Khaborwala Online Desk
Published: 23 Oct 2025, 06:11 pm
Global commercial insurance rates dropped by 4% in the third quarter of 2025, marking the fifth consecutive quarterly decline after seven years of steady increases, according to the Global Insurance Market Index released by Marsh, a leading insurance broker and risk advisor.
The downturn was primarily driven by abundant market capacity, intense competition among insurers, and favourable reinsurance pricing conditions, the report stated.
All global regions experienced a reduction in composite insurance rates during the third quarter. The Pacific region saw the steepest decline, while the United States recorded the smallest decrease.
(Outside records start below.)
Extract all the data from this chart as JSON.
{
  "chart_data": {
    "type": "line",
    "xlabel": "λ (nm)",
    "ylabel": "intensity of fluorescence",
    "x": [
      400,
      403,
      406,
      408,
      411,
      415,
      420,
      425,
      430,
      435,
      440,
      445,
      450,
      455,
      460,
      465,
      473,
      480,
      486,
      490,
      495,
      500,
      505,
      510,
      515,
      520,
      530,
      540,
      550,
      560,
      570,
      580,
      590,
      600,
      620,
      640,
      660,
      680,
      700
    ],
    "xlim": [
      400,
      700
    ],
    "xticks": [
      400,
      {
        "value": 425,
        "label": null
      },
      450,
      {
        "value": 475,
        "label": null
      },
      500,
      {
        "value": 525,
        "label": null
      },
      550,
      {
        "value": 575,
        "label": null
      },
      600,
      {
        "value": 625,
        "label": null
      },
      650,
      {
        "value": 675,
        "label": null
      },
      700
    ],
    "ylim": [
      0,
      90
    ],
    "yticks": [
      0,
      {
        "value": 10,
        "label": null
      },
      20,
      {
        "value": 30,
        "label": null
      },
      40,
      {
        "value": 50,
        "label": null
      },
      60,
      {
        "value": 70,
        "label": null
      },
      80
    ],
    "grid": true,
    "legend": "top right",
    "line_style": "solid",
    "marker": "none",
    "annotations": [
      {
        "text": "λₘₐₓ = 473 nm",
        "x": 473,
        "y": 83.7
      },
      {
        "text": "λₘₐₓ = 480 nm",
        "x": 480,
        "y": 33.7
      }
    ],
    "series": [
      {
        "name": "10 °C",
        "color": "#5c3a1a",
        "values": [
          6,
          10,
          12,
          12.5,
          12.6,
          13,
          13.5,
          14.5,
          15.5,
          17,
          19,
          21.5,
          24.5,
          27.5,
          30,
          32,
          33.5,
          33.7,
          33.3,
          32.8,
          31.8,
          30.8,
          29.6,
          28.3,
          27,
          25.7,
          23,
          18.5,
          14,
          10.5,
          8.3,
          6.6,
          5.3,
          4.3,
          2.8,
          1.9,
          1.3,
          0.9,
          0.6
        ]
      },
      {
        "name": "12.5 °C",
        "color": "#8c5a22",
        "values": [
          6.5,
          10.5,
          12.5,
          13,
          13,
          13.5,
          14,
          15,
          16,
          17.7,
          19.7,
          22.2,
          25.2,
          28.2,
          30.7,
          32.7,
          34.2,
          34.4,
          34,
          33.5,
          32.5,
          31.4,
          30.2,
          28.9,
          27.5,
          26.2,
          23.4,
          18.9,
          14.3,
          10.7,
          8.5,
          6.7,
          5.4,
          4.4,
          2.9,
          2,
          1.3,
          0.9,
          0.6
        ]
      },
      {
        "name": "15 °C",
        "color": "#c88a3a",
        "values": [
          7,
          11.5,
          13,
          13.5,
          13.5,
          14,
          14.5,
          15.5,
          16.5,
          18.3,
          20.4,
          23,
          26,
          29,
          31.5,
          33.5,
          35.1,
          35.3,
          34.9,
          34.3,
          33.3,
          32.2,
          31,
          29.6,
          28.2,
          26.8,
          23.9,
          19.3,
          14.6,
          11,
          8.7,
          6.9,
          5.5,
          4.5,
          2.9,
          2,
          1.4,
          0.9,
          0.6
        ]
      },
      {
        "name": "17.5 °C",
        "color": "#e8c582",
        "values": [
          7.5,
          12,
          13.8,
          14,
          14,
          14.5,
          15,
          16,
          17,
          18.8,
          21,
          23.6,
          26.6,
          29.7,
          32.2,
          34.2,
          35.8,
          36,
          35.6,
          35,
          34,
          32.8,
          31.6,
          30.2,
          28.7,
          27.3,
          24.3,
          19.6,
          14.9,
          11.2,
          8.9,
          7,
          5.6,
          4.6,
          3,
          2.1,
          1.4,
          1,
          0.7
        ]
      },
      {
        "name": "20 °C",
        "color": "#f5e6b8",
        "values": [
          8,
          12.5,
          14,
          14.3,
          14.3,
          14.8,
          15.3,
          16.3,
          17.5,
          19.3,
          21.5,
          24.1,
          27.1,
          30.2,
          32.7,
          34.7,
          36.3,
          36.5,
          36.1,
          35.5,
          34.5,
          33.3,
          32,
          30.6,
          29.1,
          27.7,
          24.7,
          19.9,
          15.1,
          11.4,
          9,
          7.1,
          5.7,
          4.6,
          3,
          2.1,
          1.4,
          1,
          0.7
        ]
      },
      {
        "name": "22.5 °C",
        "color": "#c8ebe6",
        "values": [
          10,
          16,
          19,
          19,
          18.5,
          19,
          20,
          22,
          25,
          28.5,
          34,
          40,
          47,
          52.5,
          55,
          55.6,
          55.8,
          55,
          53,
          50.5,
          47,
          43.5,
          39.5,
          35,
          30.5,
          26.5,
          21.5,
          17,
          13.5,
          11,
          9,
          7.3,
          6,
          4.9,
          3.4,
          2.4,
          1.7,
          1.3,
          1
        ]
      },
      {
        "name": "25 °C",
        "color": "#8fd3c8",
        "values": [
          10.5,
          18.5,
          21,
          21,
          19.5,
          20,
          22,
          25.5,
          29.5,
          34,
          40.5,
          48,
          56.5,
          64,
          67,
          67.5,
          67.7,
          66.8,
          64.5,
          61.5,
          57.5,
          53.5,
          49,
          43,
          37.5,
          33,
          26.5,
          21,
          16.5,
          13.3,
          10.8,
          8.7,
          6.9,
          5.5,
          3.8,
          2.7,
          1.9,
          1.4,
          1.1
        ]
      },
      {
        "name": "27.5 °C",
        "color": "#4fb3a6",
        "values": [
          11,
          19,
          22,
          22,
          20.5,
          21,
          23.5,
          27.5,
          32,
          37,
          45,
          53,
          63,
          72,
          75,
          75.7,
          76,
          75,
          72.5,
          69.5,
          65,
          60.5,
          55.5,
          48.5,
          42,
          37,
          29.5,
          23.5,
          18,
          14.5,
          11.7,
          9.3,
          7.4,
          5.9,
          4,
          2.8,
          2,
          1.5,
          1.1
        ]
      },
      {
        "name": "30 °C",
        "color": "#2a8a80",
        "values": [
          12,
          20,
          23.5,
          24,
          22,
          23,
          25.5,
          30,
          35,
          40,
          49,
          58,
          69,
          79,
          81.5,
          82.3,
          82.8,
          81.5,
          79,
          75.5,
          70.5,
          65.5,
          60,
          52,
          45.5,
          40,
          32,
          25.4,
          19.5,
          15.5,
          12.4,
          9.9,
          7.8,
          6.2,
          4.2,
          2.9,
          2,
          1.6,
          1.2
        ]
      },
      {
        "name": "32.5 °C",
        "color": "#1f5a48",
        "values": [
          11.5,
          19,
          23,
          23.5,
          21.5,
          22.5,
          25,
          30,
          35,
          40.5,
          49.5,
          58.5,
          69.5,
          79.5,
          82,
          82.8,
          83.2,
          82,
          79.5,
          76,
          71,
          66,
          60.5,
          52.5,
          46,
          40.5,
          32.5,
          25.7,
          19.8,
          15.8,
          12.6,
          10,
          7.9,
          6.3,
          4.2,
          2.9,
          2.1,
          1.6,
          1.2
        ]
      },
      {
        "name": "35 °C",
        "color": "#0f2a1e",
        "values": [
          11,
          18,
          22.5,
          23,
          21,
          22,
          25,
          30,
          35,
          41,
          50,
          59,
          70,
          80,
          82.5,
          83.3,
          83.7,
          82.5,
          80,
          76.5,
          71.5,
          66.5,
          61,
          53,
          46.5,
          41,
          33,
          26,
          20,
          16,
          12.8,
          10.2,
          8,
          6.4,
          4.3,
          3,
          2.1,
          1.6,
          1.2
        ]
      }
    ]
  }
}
Region | Rate Change (Q3 2025) | Remarks |
Pacific | ↓ 11% | Largest decline globally |
Latin America & Caribbean | ↓ 6% | Notable fall alongside the UK |
United Kingdom | ↓ 6% | Reflects strong market competition |
Asia | ↓ 5% | Consistent decline across markets |
India, Middle East & Africa | ↓ 5% | Steady downward trend |
Europe | ↓ 4% | Moderate reduction |
Canada | ↓ 3% | Smaller but steady drop |
United States | ↓ 1% | First decline after a flat quarter |
The third quarter’s declines followed several years of rising rates, signalling a broad-based softening across both regions and product categories.
Global property insurance rates fell by 8%, with the Pacific region again leading with a sharp 14% decline.
Rates for financial and professional lines dropped 5% globally, with decreases seen in every region. Marsh noted that reductions in this category have averaged mid-single digits in 12 of the past 13 quarters.
Cyber insurance rates decreased by 6% globally, continuing a downward trend across all regions.
The sole product line showing growth was casualty insurance, which rose 3% globally, down from 4% in the previous quarter.
John Donnelly, President of Global Placement at Marsh, remarked:
“With the exception of US casualty, clients are benefiting not only from lower rates but also from opportunities to negotiate improved terms and broader coverage. These rate trends remain consistent in a market characterised by ample capacity.”
The report highlighted that the North Atlantic hurricane season (1 June–30 November) had produced few notable storms in 2025, contributing to the stable risk environment.
Marsh also noted that many clients—particularly those with strong risk profiles—are leveraging the competitive conditions to:
As the global insurance market continues to stabilise, the report suggests that insurers and clients alike are entering a phase defined by capacity abundance, moderated pricing, and strategic risk management innovation.